Page 137 of Faerie Hunted

She seemed to consider her next words. “We all make our choices. Some of them are more painful than others, and some of them require a heftier cost.”

I wondered if she spoke about what I’d just gone through or her own journey, and if there was any difference between the two. We’d both had to pay a price for our actions. She’d left me. I’d lost Onyx.

Noren bounded off between the trees with a flash of silver, and within a heartbeat I’d lost sight of him. Even so, Livvy and I stood there a moment longer. Staring, watching. Feeling the weight of the air in this sacred, awful place.

Were her thoughts as deep as mine?

Would we ever voice them out loud or were they too personal for us to admit even to the other?

Eventually her hand fell from my shoulder and Mom walked ahead, leaving me no choice but to follow her. I trailed her along a path that wasn't a path, past the ring of stones toward an opening in the trees beyond.

Here, stones decorated with moss rested on either side of the trail and soon the trees thinned enough to offer a glimpse of intensely blue water in the distance.

Not the farmland I expected to see, but a slight slope in the land rolling down to a massive lake with clear water.

We reached the shore in the next five minutes and I hung back. No way I was going back into water anytime soon. Even the beach brought back too many ghastly sensations for me to get close.

“I hope you don’t mind.” I turned my back to the water. “It’s too soon.”

She squinted against the sunlight. “You don’t need to explain yourself to me. Not with this. We’ll stay here tonight and wait for your friends to return.”

I barely heard her talking about resting here while she searched for the ingredients she needed for the spell. Barely saw her disappear back into the forest. One foot in front of the other took me to a spot where the land leveled out and I sat, the grass prickling against my backside.

Even anticipation and excitement for the spell did nothing to clear my head. Trekking out here might have gotten us the journal but I’d lost someone I cared about, someone who loved me.

Was the price really worth it?

I wished Onyx was here. Wished someone would come along and bespell me so that I wouldn’t feel a damn thing, or maybe even rip my heart out of my chest.

I wished there was a spell to smother the horrible voice hissing inside my head that Onyx died for me and I did not deserve it.

I failed him despite the victory of navigating the Abyss. And no matter how I tried to quell that part of me, it never quieted.

How did I fix something like this? How did I make it right again?

How did I stopfeeling?

The clear water of the lake spread out like a sparkling mirror. Tall pines and deciduous trees rose around the rocky shore. My eyes blurred again, stinging, and I curled in a fetal position.

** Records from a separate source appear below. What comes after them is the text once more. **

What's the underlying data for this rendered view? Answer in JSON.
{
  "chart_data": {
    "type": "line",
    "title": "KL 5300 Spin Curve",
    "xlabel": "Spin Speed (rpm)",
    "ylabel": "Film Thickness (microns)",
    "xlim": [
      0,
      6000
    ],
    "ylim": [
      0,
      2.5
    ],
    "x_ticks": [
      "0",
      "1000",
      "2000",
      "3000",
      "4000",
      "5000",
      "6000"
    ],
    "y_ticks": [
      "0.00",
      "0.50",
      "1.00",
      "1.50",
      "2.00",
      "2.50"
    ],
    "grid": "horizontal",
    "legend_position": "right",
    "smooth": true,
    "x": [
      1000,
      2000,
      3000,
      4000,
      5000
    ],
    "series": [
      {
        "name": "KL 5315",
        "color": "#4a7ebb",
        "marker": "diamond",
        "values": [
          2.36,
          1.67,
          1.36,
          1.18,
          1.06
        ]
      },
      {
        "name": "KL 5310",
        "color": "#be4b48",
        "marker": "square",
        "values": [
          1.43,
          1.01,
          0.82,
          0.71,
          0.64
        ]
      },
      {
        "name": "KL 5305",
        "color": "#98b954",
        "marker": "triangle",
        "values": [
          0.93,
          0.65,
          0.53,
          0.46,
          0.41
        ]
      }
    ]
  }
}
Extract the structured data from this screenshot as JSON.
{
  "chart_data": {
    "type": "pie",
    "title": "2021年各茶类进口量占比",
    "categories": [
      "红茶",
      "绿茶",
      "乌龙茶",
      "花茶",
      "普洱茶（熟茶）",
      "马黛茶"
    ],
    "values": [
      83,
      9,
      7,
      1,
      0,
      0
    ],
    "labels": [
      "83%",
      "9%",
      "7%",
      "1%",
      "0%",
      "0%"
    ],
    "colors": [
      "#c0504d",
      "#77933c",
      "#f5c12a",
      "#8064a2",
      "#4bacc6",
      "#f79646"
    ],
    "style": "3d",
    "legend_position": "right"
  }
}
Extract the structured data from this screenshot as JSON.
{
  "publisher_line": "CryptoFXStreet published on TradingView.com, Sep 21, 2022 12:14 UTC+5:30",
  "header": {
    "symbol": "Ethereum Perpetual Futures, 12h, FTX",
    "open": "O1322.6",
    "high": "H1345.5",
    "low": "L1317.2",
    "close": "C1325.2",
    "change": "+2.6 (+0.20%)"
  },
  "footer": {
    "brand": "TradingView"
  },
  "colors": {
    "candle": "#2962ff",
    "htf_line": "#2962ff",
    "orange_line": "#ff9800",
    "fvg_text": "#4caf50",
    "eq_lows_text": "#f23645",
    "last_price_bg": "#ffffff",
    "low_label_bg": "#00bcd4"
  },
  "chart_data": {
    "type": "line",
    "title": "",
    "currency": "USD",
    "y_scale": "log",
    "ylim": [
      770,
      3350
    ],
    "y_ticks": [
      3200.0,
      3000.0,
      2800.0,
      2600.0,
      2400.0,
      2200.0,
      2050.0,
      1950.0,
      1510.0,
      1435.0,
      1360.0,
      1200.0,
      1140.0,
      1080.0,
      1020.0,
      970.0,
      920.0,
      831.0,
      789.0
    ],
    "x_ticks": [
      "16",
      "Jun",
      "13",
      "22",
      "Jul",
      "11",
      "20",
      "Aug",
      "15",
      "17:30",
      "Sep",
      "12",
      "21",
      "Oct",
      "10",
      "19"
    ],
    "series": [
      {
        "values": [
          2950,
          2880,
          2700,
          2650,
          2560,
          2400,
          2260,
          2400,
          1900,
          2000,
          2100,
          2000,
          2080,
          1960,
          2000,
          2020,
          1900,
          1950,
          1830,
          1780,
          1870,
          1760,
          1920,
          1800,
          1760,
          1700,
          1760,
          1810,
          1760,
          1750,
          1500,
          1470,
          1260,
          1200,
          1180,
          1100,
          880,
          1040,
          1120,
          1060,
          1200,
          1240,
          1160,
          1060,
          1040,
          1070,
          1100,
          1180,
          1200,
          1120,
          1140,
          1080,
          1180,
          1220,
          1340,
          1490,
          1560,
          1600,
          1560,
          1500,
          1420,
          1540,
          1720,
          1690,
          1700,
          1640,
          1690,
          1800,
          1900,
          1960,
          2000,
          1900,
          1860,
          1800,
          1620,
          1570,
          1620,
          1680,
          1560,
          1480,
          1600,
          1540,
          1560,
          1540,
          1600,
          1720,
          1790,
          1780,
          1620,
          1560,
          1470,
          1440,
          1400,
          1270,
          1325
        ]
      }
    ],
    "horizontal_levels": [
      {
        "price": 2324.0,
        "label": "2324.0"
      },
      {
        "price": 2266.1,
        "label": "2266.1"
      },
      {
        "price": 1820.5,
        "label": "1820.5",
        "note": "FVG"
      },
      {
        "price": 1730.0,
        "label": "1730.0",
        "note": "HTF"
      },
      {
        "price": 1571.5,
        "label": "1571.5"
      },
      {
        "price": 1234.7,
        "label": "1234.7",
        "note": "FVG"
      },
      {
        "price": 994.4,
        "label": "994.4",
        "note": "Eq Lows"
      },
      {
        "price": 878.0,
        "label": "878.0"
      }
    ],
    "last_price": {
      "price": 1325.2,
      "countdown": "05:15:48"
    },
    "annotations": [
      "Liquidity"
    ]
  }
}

Nothing was going to be the same again.

Livvy returned softly. “Tavi?”

I sprang up, my head visible above the grass. She caught sight of me and came forward.

“Here,” she began. “I gathered some of the things we need. Lemonberry, wild rosemary. These small white blooms are greater toadblossom. Then uvelas, night milkbalm. The journal says we need water untouched by human hands, a small flat stone, and you see those reeds over there?” She pointed in the distance. “It is amazing for us to find every ingredient we need to work the spell.”

Amazing? No. It wasn’t amazing, and it wasn’t luck.

She opened her palms and the herbs dropped down to the small spot of crushed grass.

My chest clenched. “Are you sure this is going to work?” I asked in a hoarse voice. “Are you sure this will unlock my powers?”

She bobbed her head. “This is the spell we need. The ingredients will ensure its potency.” She cleared her throat. “I read through the journal while I foraged. It’s all there. Everything we need.”

I should say something to her. I wanted to crush the excitement lighting her eyes and say something foul to squash her smile before it grew.

What if I didn’twantit to work? What if I wanted to stay exactly the same as I was now, because the person I was now felt normal. The opposite of special, even though I’d never been that way so I had no real comparison.